The rapid growth that the municipality underwent made its population multiply by 24.6 between 1900 and 1975. The largest population increases started in the 1950s with the installation of new industries, creating a population growth of 97% between 1950 and 1960. This continued in the next decade with an increase of 80%.

Year: 1900; 1910; 1920; 1930; 1940; 1950; 1960; 1970; 1980; 1990; 2000; 2001; 2003; 2007; 2009; 2012
Population: 1,989; 3,456; 5,194; 9,444; 10,405; 11,626; 22,991; 41,558; 55,648; 50,940; 47,376; 46,669; 45,346; 43,250; 42,657; 41,971

In 1984 a slow but progressive population decline began, although it had already been in decline since 1979, when the peak population of 55,648 inhabitants was reached, due to the industrial crisis.

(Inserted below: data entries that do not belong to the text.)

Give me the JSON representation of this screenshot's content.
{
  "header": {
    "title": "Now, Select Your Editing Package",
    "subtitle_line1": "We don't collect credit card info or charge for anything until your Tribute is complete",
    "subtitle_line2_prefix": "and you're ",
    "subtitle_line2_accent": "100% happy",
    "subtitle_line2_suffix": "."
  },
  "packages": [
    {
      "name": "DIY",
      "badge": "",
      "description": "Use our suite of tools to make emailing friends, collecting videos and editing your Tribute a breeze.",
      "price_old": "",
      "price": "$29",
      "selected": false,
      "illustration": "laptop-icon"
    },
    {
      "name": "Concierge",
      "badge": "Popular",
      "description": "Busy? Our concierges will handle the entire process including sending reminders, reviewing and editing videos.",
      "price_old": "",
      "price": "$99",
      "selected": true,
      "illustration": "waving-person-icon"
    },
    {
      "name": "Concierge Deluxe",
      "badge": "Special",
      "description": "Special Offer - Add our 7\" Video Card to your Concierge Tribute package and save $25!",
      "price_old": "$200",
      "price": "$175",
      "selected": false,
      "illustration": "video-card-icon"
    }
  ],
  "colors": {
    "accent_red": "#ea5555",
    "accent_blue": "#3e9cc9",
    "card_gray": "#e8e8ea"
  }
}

According to Spain's National Statistics Institute, the population of Basauri was 41,971 in 2012.

== History ==

Basauri became independent from Arrigorriaga around 1510. 1510 is the official date, although there is no document to verify that any meetings were held between the mayors of the two towns in that year. Basauri was not represented at the General Assembly of Guernica until 1858. Thereafter, it remained the largest population center and municipality in the district of San Miguel de Basauri until 1902, when the transfer of the town hall to Arizgoiti was approved. This was an area with a growing population, equidistant from the two furthest apart points of the municipality, Finaga and San Miguel.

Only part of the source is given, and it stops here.